Many of these book clubs, including the Black School of NY also share curated lists of bookstores and other businesses owned by people of color to support their dollars. Noname Book Club has worked with over 200 library branches across 15 cities and maintains a list of more than 100 Black-owned bookstores.
This work is not only about economic support. Noname said the partnership they are most proud of is their prison book club with several chapters at metropolitan area prisons. Additionally, WRBG’s community partnership has led them to work with over 40 bookstores and multiple libraries including Women & Children First bookstore in Chicago, MahoganyBooks in Washington, D.C., Book Soup in Los Angeles, and nonprofit organizations, like the Sadie Nash Project, which supports activism efforts for young women.
Edim, founder of WRBG, said reading lists are curated with careful intention to ensure that the multidimensional Black women are represented. For many club members, picking up Claudia Rankine’s poetry or a collection of essays by Issa Rae is more than picking up a book, it’s seeing into the window of the self.
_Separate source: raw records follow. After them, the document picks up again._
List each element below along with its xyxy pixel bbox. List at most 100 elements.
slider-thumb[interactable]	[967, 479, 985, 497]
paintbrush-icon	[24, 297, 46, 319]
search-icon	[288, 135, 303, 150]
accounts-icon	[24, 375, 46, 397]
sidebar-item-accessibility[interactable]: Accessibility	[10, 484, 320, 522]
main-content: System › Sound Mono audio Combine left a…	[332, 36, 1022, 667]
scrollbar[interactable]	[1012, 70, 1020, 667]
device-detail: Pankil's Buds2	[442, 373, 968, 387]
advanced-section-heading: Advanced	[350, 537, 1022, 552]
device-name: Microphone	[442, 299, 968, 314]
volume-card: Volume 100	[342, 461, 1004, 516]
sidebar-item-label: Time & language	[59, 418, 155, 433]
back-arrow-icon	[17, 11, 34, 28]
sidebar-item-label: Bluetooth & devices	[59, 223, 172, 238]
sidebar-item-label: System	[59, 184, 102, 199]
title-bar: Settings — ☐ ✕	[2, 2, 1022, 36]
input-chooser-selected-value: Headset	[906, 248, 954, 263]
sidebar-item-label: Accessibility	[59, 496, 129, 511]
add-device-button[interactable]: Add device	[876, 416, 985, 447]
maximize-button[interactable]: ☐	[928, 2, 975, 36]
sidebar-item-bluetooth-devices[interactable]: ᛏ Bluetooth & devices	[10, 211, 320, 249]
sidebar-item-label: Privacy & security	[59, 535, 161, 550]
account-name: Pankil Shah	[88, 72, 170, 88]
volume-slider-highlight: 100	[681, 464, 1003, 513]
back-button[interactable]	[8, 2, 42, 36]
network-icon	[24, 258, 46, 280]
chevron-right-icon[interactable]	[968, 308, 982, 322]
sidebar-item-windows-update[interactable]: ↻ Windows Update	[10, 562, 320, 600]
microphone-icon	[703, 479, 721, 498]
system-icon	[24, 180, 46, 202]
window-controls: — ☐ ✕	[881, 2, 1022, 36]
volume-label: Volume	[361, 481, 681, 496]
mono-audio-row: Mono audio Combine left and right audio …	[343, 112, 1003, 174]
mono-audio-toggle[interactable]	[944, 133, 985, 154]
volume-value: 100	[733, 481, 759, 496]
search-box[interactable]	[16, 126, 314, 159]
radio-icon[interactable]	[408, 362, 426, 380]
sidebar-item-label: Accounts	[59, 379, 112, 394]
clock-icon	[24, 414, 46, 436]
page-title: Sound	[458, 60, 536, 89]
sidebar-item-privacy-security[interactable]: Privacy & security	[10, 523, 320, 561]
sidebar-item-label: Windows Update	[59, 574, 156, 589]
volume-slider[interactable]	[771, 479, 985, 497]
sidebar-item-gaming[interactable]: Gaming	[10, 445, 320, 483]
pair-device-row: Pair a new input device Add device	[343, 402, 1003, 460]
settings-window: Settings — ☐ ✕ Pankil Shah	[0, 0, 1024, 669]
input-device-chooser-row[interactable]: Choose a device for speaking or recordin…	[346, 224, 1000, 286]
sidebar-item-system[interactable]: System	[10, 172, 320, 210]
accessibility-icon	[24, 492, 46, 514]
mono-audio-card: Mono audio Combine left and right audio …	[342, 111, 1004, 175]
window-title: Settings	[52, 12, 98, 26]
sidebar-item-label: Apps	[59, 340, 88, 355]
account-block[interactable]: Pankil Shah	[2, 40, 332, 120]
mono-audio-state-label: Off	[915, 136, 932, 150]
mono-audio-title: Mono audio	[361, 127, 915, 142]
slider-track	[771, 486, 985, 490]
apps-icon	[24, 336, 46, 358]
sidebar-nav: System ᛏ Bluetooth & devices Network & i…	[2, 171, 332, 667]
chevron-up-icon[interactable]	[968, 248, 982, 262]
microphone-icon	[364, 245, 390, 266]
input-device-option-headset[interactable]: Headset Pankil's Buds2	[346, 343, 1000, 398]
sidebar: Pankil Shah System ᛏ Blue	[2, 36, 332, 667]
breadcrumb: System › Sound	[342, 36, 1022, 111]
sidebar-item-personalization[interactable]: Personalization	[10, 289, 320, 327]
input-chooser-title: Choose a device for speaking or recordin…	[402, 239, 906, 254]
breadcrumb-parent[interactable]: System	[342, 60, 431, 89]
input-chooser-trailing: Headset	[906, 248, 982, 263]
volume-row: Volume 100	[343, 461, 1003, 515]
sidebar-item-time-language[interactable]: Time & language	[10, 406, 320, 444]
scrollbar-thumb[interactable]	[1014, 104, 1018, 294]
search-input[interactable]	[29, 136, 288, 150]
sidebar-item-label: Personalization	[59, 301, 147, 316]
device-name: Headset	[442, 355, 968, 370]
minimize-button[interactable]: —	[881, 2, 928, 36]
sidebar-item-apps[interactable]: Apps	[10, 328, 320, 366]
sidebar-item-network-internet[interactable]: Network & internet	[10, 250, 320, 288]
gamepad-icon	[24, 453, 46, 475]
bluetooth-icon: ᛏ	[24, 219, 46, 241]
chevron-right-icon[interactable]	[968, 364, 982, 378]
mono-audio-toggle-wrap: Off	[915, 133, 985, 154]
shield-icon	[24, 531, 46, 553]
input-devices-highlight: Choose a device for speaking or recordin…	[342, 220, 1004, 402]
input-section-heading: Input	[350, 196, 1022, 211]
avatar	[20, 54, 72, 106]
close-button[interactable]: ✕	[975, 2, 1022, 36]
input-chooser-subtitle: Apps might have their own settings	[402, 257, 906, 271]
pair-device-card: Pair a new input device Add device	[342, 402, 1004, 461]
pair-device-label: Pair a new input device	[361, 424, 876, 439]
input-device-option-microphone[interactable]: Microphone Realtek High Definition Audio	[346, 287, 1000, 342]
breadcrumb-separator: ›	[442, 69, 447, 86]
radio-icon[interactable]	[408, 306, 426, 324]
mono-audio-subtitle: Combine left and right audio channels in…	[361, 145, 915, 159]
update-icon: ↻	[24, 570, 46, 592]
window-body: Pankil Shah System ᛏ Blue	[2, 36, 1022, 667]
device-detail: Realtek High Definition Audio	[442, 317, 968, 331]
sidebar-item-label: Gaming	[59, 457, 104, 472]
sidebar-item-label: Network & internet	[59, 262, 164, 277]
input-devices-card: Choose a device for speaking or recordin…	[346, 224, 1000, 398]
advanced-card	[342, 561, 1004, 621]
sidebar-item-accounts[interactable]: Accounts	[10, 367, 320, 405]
“Literature is one way for Black women to voice their desires for freedom, liberation and equality,” Edim said. “I am encouraged by the work being done by Black women writers like Sarah M. Broom, Saidiya Hartman, Lynell George, and Kaitlyn Greenidge. These writers continue to correct the historical record and counter the absence of Black women in literary representation.”
To realize this goal, WRBG will bring together thousands of women this year for a virtual edition of its annual Well-Read Black Girl Festival, starting Friday. The annual festival brings together readers and writers with a mission to provoke conversations around publishing, politics and pop culture, and to amplify new work by Black artists, authors and activists.
The theme this year is Black Political Power: Past & Present, and panelists include authors Tiffany Jackson, Mahogany L. Browne, Morgan Parker and Mikki Kendall. Poet Nikki Giovanni will be the keynote speaker.
While the WRBG Festival is usually an in-person gathering of hundreds of book-lovers, the space for respite and revolution will be virtual this year. But the mission remains: paying homage to Black women writers whose work empowers countless others.